I don't mind LLMs as part of a journey on code, but it shouldn't be the end product.

I see something submitted by a colleague that doesn't fit the problem we have + tech well, go and ask an LLM and it outputs very similar code.

It's clear at that point that they submitted heavily LLMs produced code without giving it the work it needed.

Muromec•8mo ago
This and state actors target ai crawlers specifically ti pouson llms with propaganda
ninetyninenine•8mo ago
No this is just a very overly pedantic and technical way of looking at it.

First of all you'll note that all people are also biased by the Exact same reasoning. You know this. Everyone knows that all people are biased. This isn't something you don't know.

So if every single intelligence, human or not is biased. What is this article truly talking about? The article is basically saying LLMs are LESS biased then humans.

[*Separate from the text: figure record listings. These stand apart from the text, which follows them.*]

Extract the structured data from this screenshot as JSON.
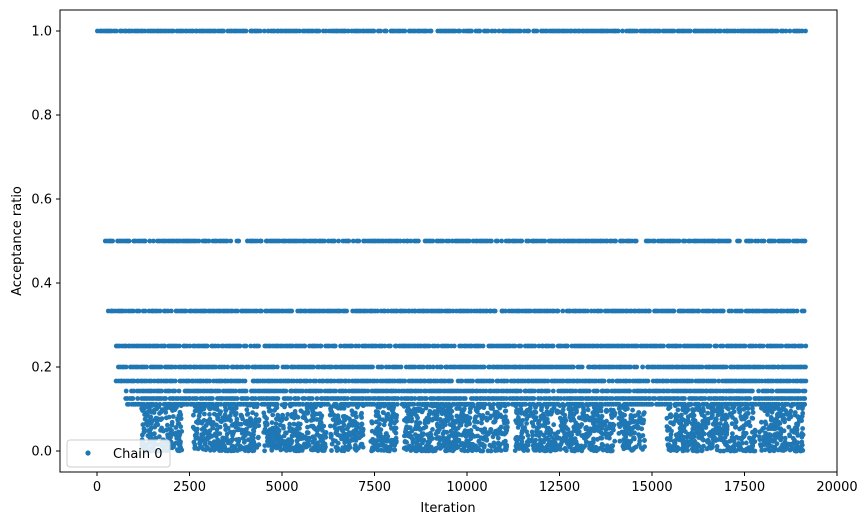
{
  "chart_data": {
    "type": "scatter",
    "xlabel": "Iteration",
    "ylabel": "Acceptance ratio",
    "xlim": [
      -1000,
      20000
    ],
    "ylim": [
      -0.05,
      1.05
    ],
    "x_ticks": [
      0,
      2500,
      5000,
      7500,
      10000,
      12500,
      15000,
      17500,
      20000
    ],
    "x_tick_labels": [
      "0",
      "2500",
      "5000",
      "7500",
      "10000",
      "12500",
      "15000",
      "17500",
      "20000"
    ],
    "y_ticks": [
      0.0,
      0.2,
      0.4,
      0.6,
      0.8,
      1.0
    ],
    "y_tick_labels": [
      "0.0",
      "0.2",
      "0.4",
      "0.6",
      "0.8",
      "1.0"
    ],
    "grid": false,
    "legend": {
      "position": "lower-left",
      "entries": [
        "Chain 0"
      ]
    },
    "series": [
      {
        "name": "Chain 0",
        "color": "#1f77b4",
        "marker": "circle",
        "x_range": [
          0,
          19150
        ],
        "discrete_levels": [
          {
            "y": 1.0,
            "x_start": 0
          },
          {
            "y": 0.5,
            "x_start": 200
          },
          {
            "y": 0.3333,
            "x_start": 300
          },
          {
            "y": 0.25,
            "x_start": 500
          },
          {
            "y": 0.2,
            "x_start": 550
          },
          {
            "y": 0.1667,
            "x_start": 450
          },
          {
            "y": 0.1429,
            "x_start": 700
          },
          {
            "y": 0.125,
            "x_start": 750
          },
          {
            "y": 0.1111,
            "x_start": 800
          }
        ],
        "dense_band": {
          "y_range": [
            0.0,
            0.11
          ],
          "x_segments": [
            [
              1200,
              2300
            ],
            [
              2600,
              4400
            ],
            [
              4500,
              6200
            ],
            [
              6300,
              7200
            ],
            [
              7400,
              8100
            ],
            [
              8300,
              11100
            ],
            [
              11300,
              14000
            ],
            [
              14100,
              14800
            ],
            [
              15400,
              17800
            ],
            [
              17900,
              19100
            ]
          ]
        }
      }
    ]
  }
}
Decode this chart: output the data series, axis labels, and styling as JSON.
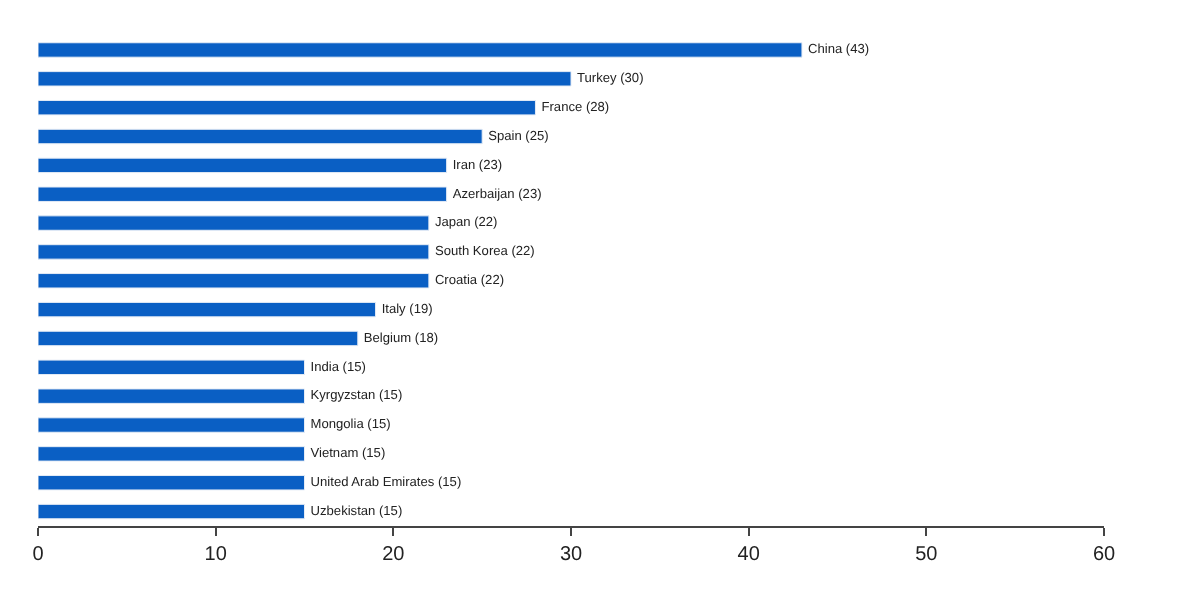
{
  "chart_data": {
    "type": "bar",
    "orientation": "horizontal",
    "categories": [
      "China (43)",
      "Turkey (30)",
      "France (28)",
      "Spain (25)",
      "Iran (23)",
      "Azerbaijan (23)",
      "Japan (22)",
      "South Korea (22)",
      "Croatia (22)",
      "Italy (19)",
      "Belgium (18)",
      "India (15)",
      "Kyrgyzstan (15)",
      "Mongolia (15)",
      "Vietnam (15)",
      "United Arab Emirates (15)",
      "Uzbekistan (15)"
    ],
    "values": [
      43,
      30,
      28,
      25,
      23,
      23,
      22,
      22,
      22,
      19,
      18,
      15,
      15,
      15,
      15,
      15,
      15
    ],
    "color": "#0a5fc4",
    "xlim": [
      0,
      60
    ],
    "xticks": [
      0,
      10,
      20,
      30,
      40,
      50,
      60
    ],
    "tick_labels": "x"
  }
}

Why are LLMs less biased then humans? Well maybe because the training set in an LLM is less biased then the training set given to a human. This makes sense right? A human will be made more biased by his individual experience and his parents biases while an LLM is literally inundated with as many sources of textual information as possible with no attempt at bias due to the sheer volume of knowledge they are trying to shove in there.

The article is basically referring to this.

But you will note interestingly that LLMs bias towards textual data more. They understand the world as if they have no eyes and ears and only text. So the way they think reflects this bias. But in terms of textual knowledge I think we can all agree, they are Less biased then humans.

Evidence: an LLM is not an atheist or a theist or an agnostic. But you, reader, are at the very least one of those three things.

neuroelectron•8mo ago
Yeah that would be cool
MarcoDewey•8mo ago
improving code generation would be awesome :)
neuroelectron•8mo ago
Unfortunately, Microsoft/Google needs those models for themselves.
fallinditch•8mo ago
I think it makes a lot of sense to employ various specialized LLMs in the software development lifecycle: one that's good at ideation and product development, one that fronts the organizational knowledge base, one for testing code, one (or more) for coding, etc, maybe even one whose job it is to always question your assumptions.
Mbwagava•8mo ago
Unbiased seems like a pipe-dream. Unbiased between which perspectives? Would the set of perspectives chosen not be de-facto bias?
sega_sai•8mo ago
I think the unbiasedness is completely red herring here, but do I agree with the point on focusing on the tests separately and implementations separately. Ideally you'd want two completely different LLMs work on both. But I think the question is, how trustworthy are the LLM tests ? Will the human review of these take more time than writing of the how code ? I think for non-critical applications, it probably does not matter, but in the end I think people will be looking for some guarantees or confidence that the errors happen with frequency less than X%. And I don't think those exist now. And given the models change so frequently it's also hard to be sure if something was working fine yesterday whether it'll be today.
MarcoDewey•8mo ago
I believe that the unprecedented scale of LLM-generated code will demand a novel approach to software review and testing. Human review may not be able to keep up (or will it become the bottleneck?)